Rapid and practical direct support to HRDs at immediate risk is reactive, but in sustaining the human rights movements, it is also crucial in the long term.
Human rights defenders at risk continue to tell us that their greatest need is rapid and practical support when they are under attack. That speed of response can save lives, that flexibility can enable HRDs to sustain their struggle in spite of the onslaught against them. Khadija Ismayilova, an Azerbaijani investigative journalist, radio host, and human rights defender, attended an Open Society Foundations-hosted discussion on shrinking civic space just before her recent period in jail. She stressed how important it was to get funding to the families of detained HRDs, by whatever means, so that they could buy food and medicines to keep them alive in prison. And also that by demonstrating such practical support in this way it helped to sustain other HRDs and send a message that the international community was not indifferent to their suffering.
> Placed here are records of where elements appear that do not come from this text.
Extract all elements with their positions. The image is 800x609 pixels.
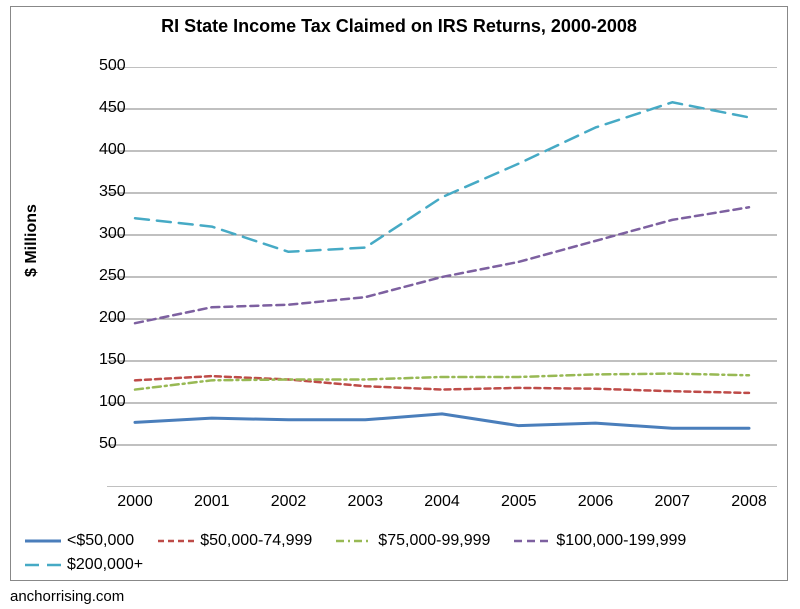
chart-frame: RI State Income Tax Claimed on IRS Retur… <box>10 6 788 581</box>
legend-label: $50,000-74,999 <box>200 532 312 550</box>
chart-title: RI State Income Tax Claimed on IRS Retur… <box>11 15 787 38</box>
legend-swatch <box>336 532 372 550</box>
x-tick-label: 2001 <box>194 493 230 511</box>
series-line <box>135 414 749 428</box>
series-line <box>135 207 749 323</box>
x-tick-label: 2006 <box>578 493 614 511</box>
attribution: anchorrising.com <box>10 588 124 605</box>
series-line <box>135 376 749 393</box>
legend-swatch <box>25 532 61 550</box>
x-tick-label: 2004 <box>424 493 460 511</box>
legend-label: <$50,000 <box>67 532 134 550</box>
series-line <box>135 102 749 252</box>
plot-svg <box>107 67 777 487</box>
x-tick-label: 2003 <box>347 493 383 511</box>
legend-item: $100,000-199,999 <box>514 532 686 550</box>
legend-label: $100,000-199,999 <box>556 532 686 550</box>
legend-swatch <box>25 556 61 574</box>
legend-item: $50,000-74,999 <box>158 532 312 550</box>
x-tick-label: 2005 <box>501 493 537 511</box>
x-tick-label: 2002 <box>271 493 307 511</box>
x-tick-label: 2008 <box>731 493 767 511</box>
legend-swatch <box>514 532 550 550</box>
y-axis-title: $ Millions <box>23 204 41 277</box>
legend-swatch <box>158 532 194 550</box>
plot-area <box>107 67 777 487</box>
legend-item: $200,000+ <box>25 556 143 574</box>
legend: <$50,000 $50,000-74,999 $75,000-99,999 $100… <box>25 532 773 574</box>
x-tick-label: 2000 <box>117 493 153 511</box>
chart-container: { "chart": { "type": "line", "title": "R… <box>0 0 800 609</box>
legend-label: $200,000+ <box>67 556 143 574</box>
legend-item: <$50,000 <box>25 532 134 550</box>
legend-item: $75,000-99,999 <box>336 532 490 550</box>
x-tick-label: 2007 <box>654 493 690 511</box>
legend-label: $75,000-99,999 <box>378 532 490 550</box>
There are many ways to support the security and protection of human rights defenders. Direct support to HRDs working at the local and national levels. Support for one of the regional or international organizations providing direct support to HRDs. As the backlash against HRDs intensifies, what is clear is that the international community needs to significantly increase funding and strategic focus. We are not facing attacks on individual activists; we are facing a global attack on the very idea of human rights.
For additional information and resources on funding human rights defenders around the world:
- Directory of Emergency and Rapid Response Grants: The HRD Working Group has compiled this list of funding sources for HRDs.
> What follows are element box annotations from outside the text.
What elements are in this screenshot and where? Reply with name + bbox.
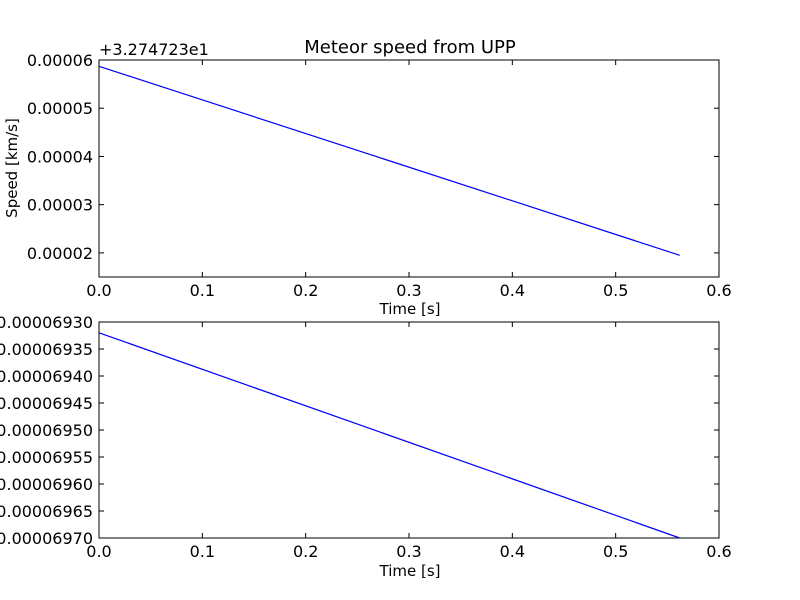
bottom-x-tick-label: 0.4 bbox=[500, 542, 525, 561]
top-x-tick-label: 0.2 bbox=[293, 281, 318, 300]
bottom-x-tick-label: 0.0 bbox=[86, 542, 111, 561]
y-offset-label: +3.274723e1 bbox=[99, 40, 209, 59]
top-subplot: Meteor speed from UPP +3.274723e1 Time [… bbox=[3, 37, 732, 318]
bottom-y-tick-label: 0.00006930 bbox=[0, 313, 93, 332]
top-y-tick-label: 0.00006 bbox=[27, 51, 93, 70]
bottom-y-tick-label: 0.00006955 bbox=[0, 448, 93, 467]
bottom-x-tick-label: 0.6 bbox=[706, 542, 731, 561]
bottom-y-tick-label: 0.00006960 bbox=[0, 475, 93, 494]
bottom-plot-area: 0.0 0.1 0.2 0.3 0.4 0.5 0.6 0.00006930 0.0000693… bbox=[0, 313, 732, 561]
bottom-y-tick-label: 0.00006970 bbox=[0, 529, 93, 548]
bottom-y-tick-label: 0.00006965 bbox=[0, 502, 93, 521]
bottom-y-tick-label: 0.00006940 bbox=[0, 367, 93, 386]
chart-title: Meteor speed from UPP bbox=[304, 37, 516, 58]
bottom-x-tick-label: 0.2 bbox=[293, 542, 318, 561]
bottom-x-tick-label: 0.5 bbox=[603, 542, 628, 561]
top-y-tick-label: 0.00005 bbox=[27, 99, 93, 118]
top-y-tick-label: 0.00004 bbox=[27, 147, 93, 166]
top-x-tick-label: 0.5 bbox=[603, 281, 628, 300]
top-y-axis-label: Speed [km/s] bbox=[3, 118, 21, 218]
bottom-speed-line bbox=[98, 332, 680, 539]
bottom-y-tick-label: 0.00006945 bbox=[0, 394, 93, 413]
top-y-tick-label: 0.00002 bbox=[27, 244, 93, 263]
top-plot-area: 0.0 0.1 0.2 0.3 0.4 0.5 0.6 0.00002 0.00003 0.000… bbox=[27, 51, 732, 300]
bottom-y-tick-label: 0.00006935 bbox=[0, 340, 93, 359]
bottom-x-tick-label: 0.1 bbox=[190, 542, 215, 561]
top-x-tick-label: 0.1 bbox=[190, 281, 215, 300]
top-x-tick-label: 0.3 bbox=[396, 281, 421, 300]
top-x-axis-label: Time [s] bbox=[379, 300, 441, 318]
top-speed-line bbox=[98, 65, 680, 256]
top-x-tick-label: 0.0 bbox=[86, 281, 111, 300]
bottom-subplot: Time [s] 0.0 0.1 0.2 0.3 0.4 0.5 0.6 0.00006930… bbox=[0, 313, 732, 580]
bottom-y-tick-label: 0.00006950 bbox=[0, 421, 93, 440]
bottom-x-axis-label: Time [s] bbox=[379, 562, 441, 580]
top-y-tick-label: 0.00003 bbox=[27, 196, 93, 215]
bottom-x-tick-label: 0.3 bbox=[396, 542, 421, 561]
top-x-tick-label: 0.6 bbox=[706, 281, 731, 300]
top-x-tick-label: 0.4 bbox=[500, 281, 525, 300]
- Workbook on Security: Practical Steps for Human Rights Defenders at Risk: The Workbook takes you through the steps to producing a security plan – for yourself and for your organisation (for those HRDs who are working in organisations).
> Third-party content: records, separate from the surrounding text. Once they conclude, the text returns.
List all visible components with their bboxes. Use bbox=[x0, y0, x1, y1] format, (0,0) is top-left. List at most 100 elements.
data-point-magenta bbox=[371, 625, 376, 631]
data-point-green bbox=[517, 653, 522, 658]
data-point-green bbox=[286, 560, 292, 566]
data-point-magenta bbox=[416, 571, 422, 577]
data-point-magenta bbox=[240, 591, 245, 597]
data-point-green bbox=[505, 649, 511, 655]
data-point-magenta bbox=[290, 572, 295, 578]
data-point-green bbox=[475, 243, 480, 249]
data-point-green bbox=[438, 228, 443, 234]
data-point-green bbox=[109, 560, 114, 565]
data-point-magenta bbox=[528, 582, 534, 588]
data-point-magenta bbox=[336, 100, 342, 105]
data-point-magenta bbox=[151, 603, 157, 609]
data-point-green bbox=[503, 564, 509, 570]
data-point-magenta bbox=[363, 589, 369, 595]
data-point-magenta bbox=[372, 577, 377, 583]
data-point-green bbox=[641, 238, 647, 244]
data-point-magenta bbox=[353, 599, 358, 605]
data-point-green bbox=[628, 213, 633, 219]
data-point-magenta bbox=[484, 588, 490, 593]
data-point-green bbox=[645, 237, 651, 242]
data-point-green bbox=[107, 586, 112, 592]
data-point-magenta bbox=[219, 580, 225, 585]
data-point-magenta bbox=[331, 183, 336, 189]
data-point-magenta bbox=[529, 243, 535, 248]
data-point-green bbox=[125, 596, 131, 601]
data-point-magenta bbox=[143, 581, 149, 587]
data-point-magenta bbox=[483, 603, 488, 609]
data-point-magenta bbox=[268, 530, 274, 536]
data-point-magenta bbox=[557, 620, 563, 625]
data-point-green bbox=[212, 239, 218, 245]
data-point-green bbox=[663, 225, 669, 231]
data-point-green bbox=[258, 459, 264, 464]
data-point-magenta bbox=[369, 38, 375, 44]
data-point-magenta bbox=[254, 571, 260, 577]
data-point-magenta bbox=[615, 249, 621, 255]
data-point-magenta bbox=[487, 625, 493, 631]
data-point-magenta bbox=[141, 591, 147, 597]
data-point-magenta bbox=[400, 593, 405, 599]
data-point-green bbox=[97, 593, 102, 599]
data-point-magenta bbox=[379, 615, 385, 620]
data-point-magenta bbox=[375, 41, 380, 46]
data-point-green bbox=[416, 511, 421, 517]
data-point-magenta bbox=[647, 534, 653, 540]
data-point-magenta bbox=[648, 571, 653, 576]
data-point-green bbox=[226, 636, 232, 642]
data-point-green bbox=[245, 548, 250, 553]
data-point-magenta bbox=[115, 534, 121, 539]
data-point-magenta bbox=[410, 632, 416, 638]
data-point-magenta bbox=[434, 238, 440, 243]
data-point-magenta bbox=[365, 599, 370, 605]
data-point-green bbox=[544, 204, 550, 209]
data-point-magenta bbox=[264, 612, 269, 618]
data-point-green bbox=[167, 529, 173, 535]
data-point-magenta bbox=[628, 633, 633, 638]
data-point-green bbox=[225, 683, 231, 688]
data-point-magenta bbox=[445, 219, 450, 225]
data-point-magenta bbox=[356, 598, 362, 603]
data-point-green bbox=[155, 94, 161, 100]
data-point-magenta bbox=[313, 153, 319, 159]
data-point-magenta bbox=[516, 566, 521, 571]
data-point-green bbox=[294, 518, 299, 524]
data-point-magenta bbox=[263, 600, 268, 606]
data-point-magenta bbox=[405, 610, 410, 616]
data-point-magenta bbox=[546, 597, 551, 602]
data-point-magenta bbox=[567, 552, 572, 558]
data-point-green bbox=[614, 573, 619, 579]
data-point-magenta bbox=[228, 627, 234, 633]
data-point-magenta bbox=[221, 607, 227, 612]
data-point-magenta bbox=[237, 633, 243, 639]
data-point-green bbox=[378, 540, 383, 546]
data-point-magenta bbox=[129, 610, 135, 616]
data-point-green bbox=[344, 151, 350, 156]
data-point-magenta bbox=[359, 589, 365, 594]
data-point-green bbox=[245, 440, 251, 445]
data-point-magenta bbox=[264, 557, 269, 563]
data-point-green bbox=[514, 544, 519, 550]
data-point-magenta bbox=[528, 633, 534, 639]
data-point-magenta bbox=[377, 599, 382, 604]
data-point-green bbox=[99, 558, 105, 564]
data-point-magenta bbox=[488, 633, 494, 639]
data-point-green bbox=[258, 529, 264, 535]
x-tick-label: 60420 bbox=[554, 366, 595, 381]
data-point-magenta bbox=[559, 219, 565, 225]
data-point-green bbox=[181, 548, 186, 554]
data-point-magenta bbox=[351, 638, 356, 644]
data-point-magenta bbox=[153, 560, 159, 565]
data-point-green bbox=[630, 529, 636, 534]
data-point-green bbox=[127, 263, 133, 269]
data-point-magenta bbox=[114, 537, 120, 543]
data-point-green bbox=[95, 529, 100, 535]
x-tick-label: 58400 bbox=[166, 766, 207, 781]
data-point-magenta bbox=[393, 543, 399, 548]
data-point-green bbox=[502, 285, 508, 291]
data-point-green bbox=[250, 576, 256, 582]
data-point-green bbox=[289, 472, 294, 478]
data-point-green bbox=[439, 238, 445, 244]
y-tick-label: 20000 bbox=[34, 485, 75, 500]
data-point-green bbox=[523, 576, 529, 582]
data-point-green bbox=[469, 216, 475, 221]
- The Holistic Security Manual: This manual by Tactical Tech is designed to guide a process of establishing or improving security strategies for individuals, collectives or organisations.
- ProtectDefenders.eu: The European Union Human Rights Defenders mechanism, established to protect defenders at high risk and facing the most difficult situations worldwide. Led by a Consortium of 12 NGOs active in the field of Human Rights.
- New Tactics Resources on the Well-Being and Security of Defenders: New Tactics in Human Rights, a program of the Center for Victims of Torture, hosts an online community and shares information to help human rights defenders work more effectively.
- The ISC Project (also available in Arabic, Russian, and Spanish): The Information Safety and Capacity Project provides data security and capacity-building assistance to organizations, activists, and independent media in countries where free expression, journalism, and advocacy are critical but potentially risky to personal safety.
- Keeping Defenders Safe: A Call to Donor Action: This report reviews existing responses to the security challenges that human rights defenders face and recommends several changes to grantmakers’ focus and approach.
This In Focus article was contributed by Andrew Anderson, the Deputy Director of Front Line Defenders since March 2003.